Dix prêtres, dont cinq venus d’Asie et d’Amérique, ont été ordonnés samedi matin au séminaire de La Castille, dans le diocèse de Fréjus-Toulon. L’émotion, la ferveur et la joie étaient au rendez-vous pour cette messe d’ordinations attendue. Mais au cœur de cette liturgie solennelle, une note discordante est venue troubler l’assemblée : plusieurs phrases de l’homélie prononcée par Mgr François Touvet ont suscité gêne, incompréhension, voire consternation. Car en exposant sa vision de l’autorité pastorale, le nouvel évêque a semblé adresser une série de reproches implicites, de moins en moins discrets, à son prédécesseur immédiat, Mgr Dominique Rey.
Commençant par évoquer comme un reproche le manque de vocations locales, issues du département, le prélat a affirmé vouloir concentrer ses efforts sur ce point.
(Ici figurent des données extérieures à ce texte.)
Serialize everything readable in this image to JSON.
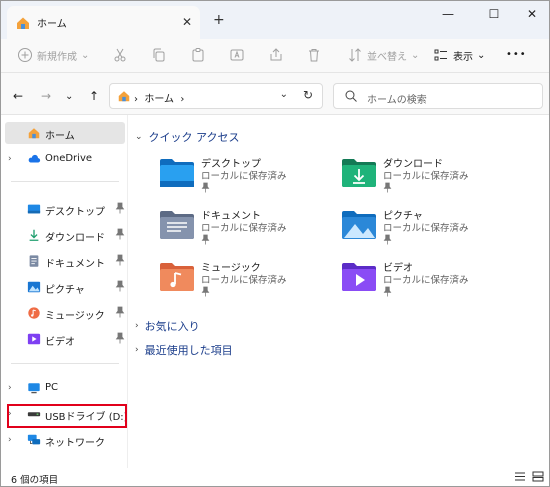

Faut-il rappeler à Monseigneur Touvet que 64 % de la population du Var est constituée de résidents de passage, souvent instables, difficiles à rejoindre et à discerner ? Dans ces conditions, comment ne pas se tourner aussi vers d’autres horizons ? Lui y parviendra peut-être… mais il n’est pas certain que la réalité sociale du diocèse se plie à ses bonnes intentions.
Puis le prélat a donné la définition du bon évêque, de l’évêque modèle dont il se veut le représentant ,contrairement à son prédécesseur ? : « L’évêque appelle, il écoute, il évalue, il discerne, puis il décide et il demande, puis il accompagne et il fait le point », a-t-il affirmé d’un ton ferme. Une formule bien agencée, presque programmatique, qui pourrait passer pour un rappel de mission. Mais dans un diocèse encore marqué par les séquelles de la visite apostolique et la suspension des ordinations durant deux ans, cette phrase prend un tout autre relief. Il est difficile de ne pas y entendre, sous couvert de méthode, une critique de la gouvernance précédente, perçue comme trop souple ou intuitive.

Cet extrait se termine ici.